In our casuistry, we reported an increase of 12.1% in the diameter of the reconstructed nipple and a projection loss of 15.86% after 1 year.

In our experience the low rate of recurrences (1.29%) and complications (5.5% immediate and 3.22% late) with the positive aesthetic outcome of the procedures (96.76%) allows us to state that immediate nipple reconstruction after SSM is a technically feasible procedure which can give excellent cosmetic results.

Moreover, a recent paper showed that breast-conserving therapy nowadays can be offered as standard care with long-term results, in terms of survival, comparable to that of standard procedures [13].

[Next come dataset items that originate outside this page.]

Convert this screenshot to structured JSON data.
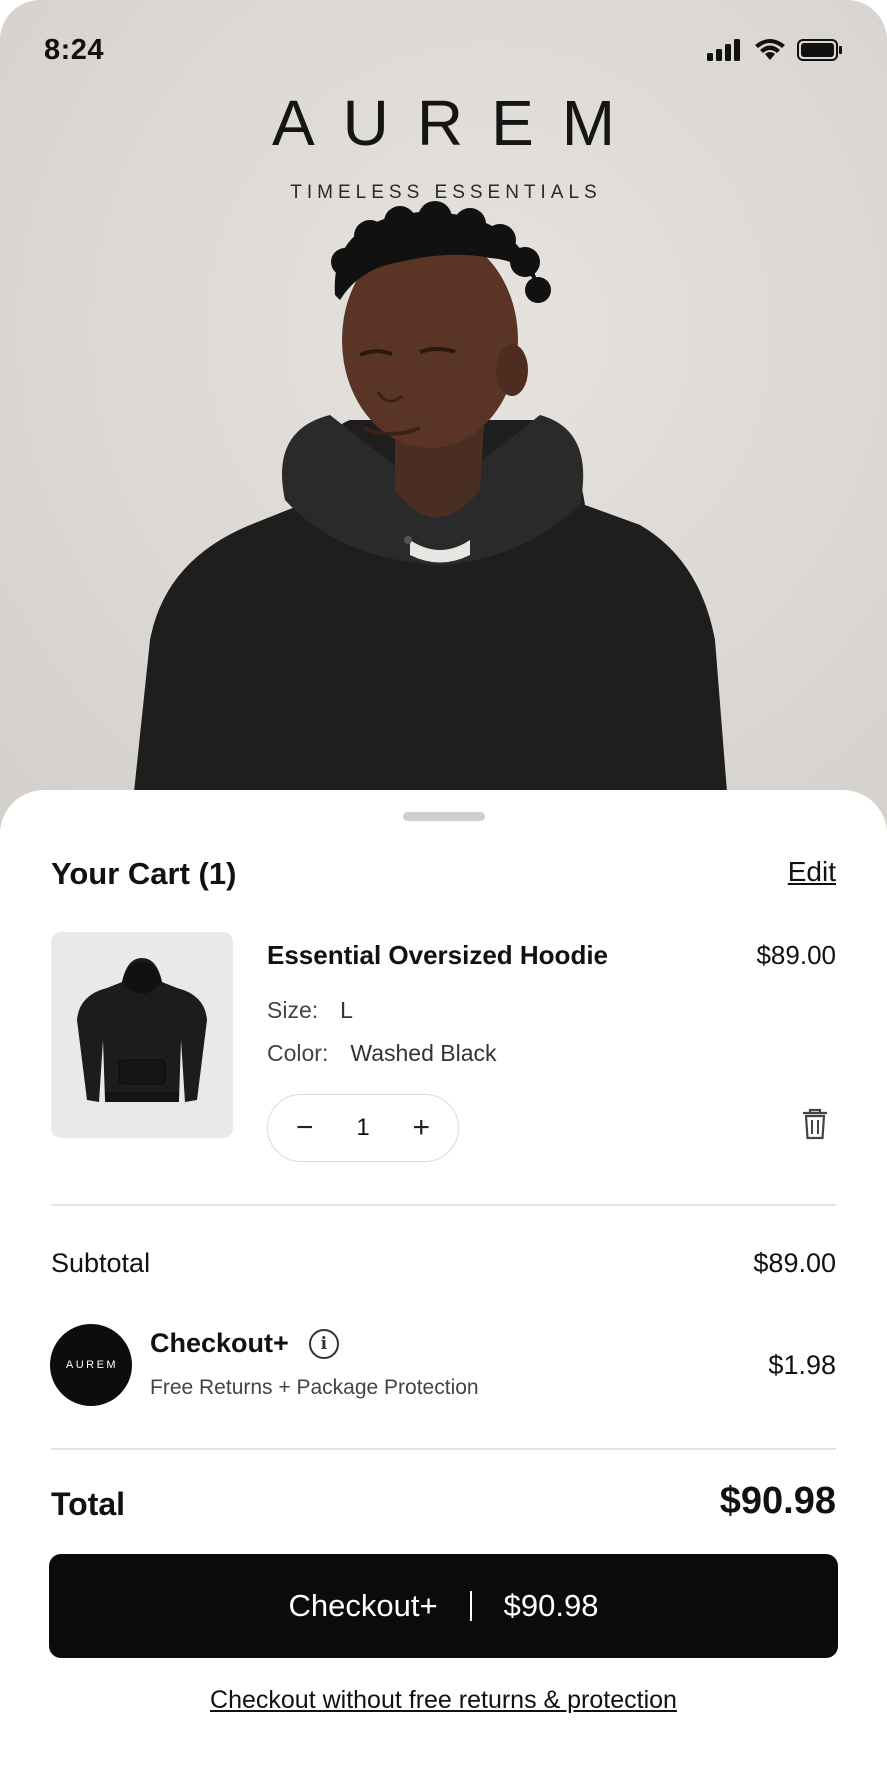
{
  "status_bar": {
    "time": "8:24",
    "icons": [
      "signal-icon",
      "wifi-icon",
      "battery-icon"
    ]
  },
  "hero": {
    "brand": "AUREM",
    "tagline": "TIMELESS ESSENTIALS"
  },
  "cart": {
    "title": "Your Cart (1)",
    "edit_label": "Edit",
    "item": {
      "name": "Essential Oversized Hoodie",
      "price": "$89.00",
      "size_label": "Size:",
      "size_value": "L",
      "color_label": "Color:",
      "color_value": "Washed Black",
      "quantity": "1",
      "decrement_symbol": "−",
      "increment_symbol": "+"
    },
    "subtotal_label": "Subtotal",
    "subtotal_value": "$89.00",
    "checkout_plus": {
      "badge_text": "AUREM",
      "title": "Checkout+",
      "info_symbol": "i",
      "description": "Free Returns + Package Protection",
      "price": "$1.98"
    },
    "total_label": "Total",
    "total_value": "$90.98",
    "cta": {
      "label": "Checkout+",
      "amount": "$90.98"
    },
    "alt_link": "Checkout without free returns & protection"
  },
  "colors": {
    "hero_bg": "#dcd8d4",
    "primary_button": "#0b0b0b",
    "text": "#111111"
  }
}
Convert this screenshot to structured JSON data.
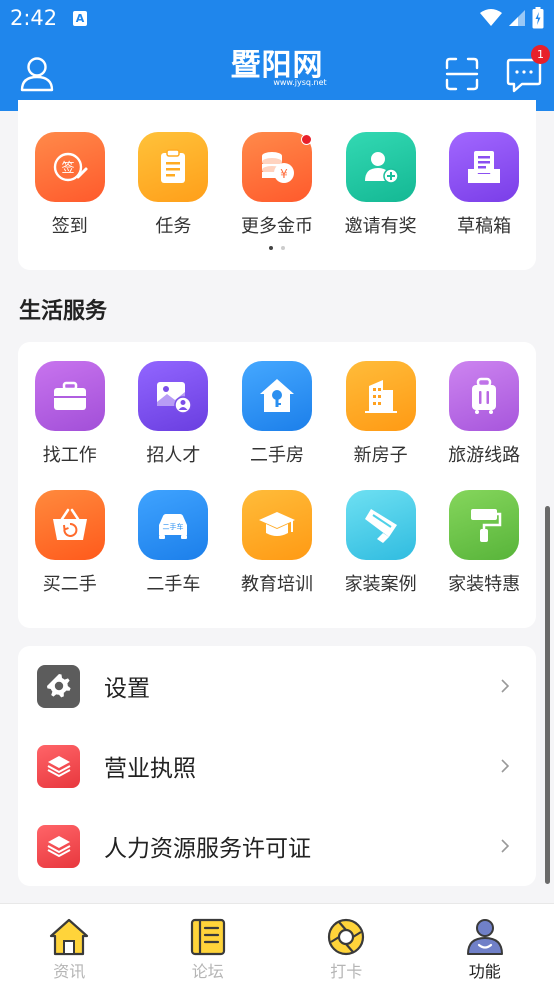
{
  "status": {
    "time": "2:42"
  },
  "header": {
    "logo_text": "暨阳网",
    "logo_sub": "www.jysq.net",
    "message_badge": "1"
  },
  "quick_actions": [
    {
      "label": "签到",
      "icon": "sign-in-icon",
      "color": "#ff6b3a"
    },
    {
      "label": "任务",
      "icon": "clipboard-icon",
      "color": "#ffaa1f"
    },
    {
      "label": "更多金币",
      "icon": "coins-icon",
      "color": "#ff6b3a",
      "dot": true
    },
    {
      "label": "邀请有奖",
      "icon": "invite-user-icon",
      "color": "#21c8a6"
    },
    {
      "label": "草稿箱",
      "icon": "drafts-icon",
      "color": "#8a4ff0"
    }
  ],
  "life_section": {
    "title": "生活服务",
    "items": [
      {
        "label": "找工作",
        "icon": "briefcase-icon",
        "color": "#b05ee0"
      },
      {
        "label": "招人才",
        "icon": "recruit-icon",
        "color": "#7b4fe8"
      },
      {
        "label": "二手房",
        "icon": "house-key-icon",
        "color": "#2a8ff0"
      },
      {
        "label": "新房子",
        "icon": "building-icon",
        "color": "#ffa11f"
      },
      {
        "label": "旅游线路",
        "icon": "luggage-icon",
        "color": "#b868e3"
      },
      {
        "label": "买二手",
        "icon": "basket-icon",
        "color": "#ff6b2d"
      },
      {
        "label": "二手车",
        "icon": "car-icon",
        "color": "#2a8ff0",
        "text": "二手车"
      },
      {
        "label": "教育培训",
        "icon": "graduation-cap-icon",
        "color": "#ffa11f"
      },
      {
        "label": "家装案例",
        "icon": "brush-icon",
        "color": "#4fd1e8"
      },
      {
        "label": "家装特惠",
        "icon": "paint-roller-icon",
        "color": "#6cc24a"
      }
    ]
  },
  "settings_list": [
    {
      "label": "设置",
      "icon": "gear-icon",
      "color": "#555555"
    },
    {
      "label": "营业执照",
      "icon": "layers-icon",
      "color": "#f0474d"
    },
    {
      "label": "人力资源服务许可证",
      "icon": "layers-icon",
      "color": "#f0474d"
    }
  ],
  "bottom_nav": [
    {
      "label": "资讯",
      "icon": "home-icon",
      "active": false
    },
    {
      "label": "论坛",
      "icon": "forum-icon",
      "active": false
    },
    {
      "label": "打卡",
      "icon": "checkin-icon",
      "active": false
    },
    {
      "label": "功能",
      "icon": "profile-icon",
      "active": true
    }
  ]
}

In our experience, our unique stage surgery saves time in the surgical theatre and reduces the number of hospitalizations by giving to the patients the chance to complete the reconstruction in one stage without delaying the breast reconstruction and achieves, at the same time, excellent cosmetic results.

Ethical Approval

The authors have read and complied with the instructions to authors and in particular the policy of the journal on ethical consent.

Conflict of Interests

The authors declared that they have no conflict of interests.

Acknowledgments

A special thanks goes to Luisa Ruberto, Technical Designer at Lamezia Terme, Italy, for excellent technical assistance and for the scheme of Figure 3.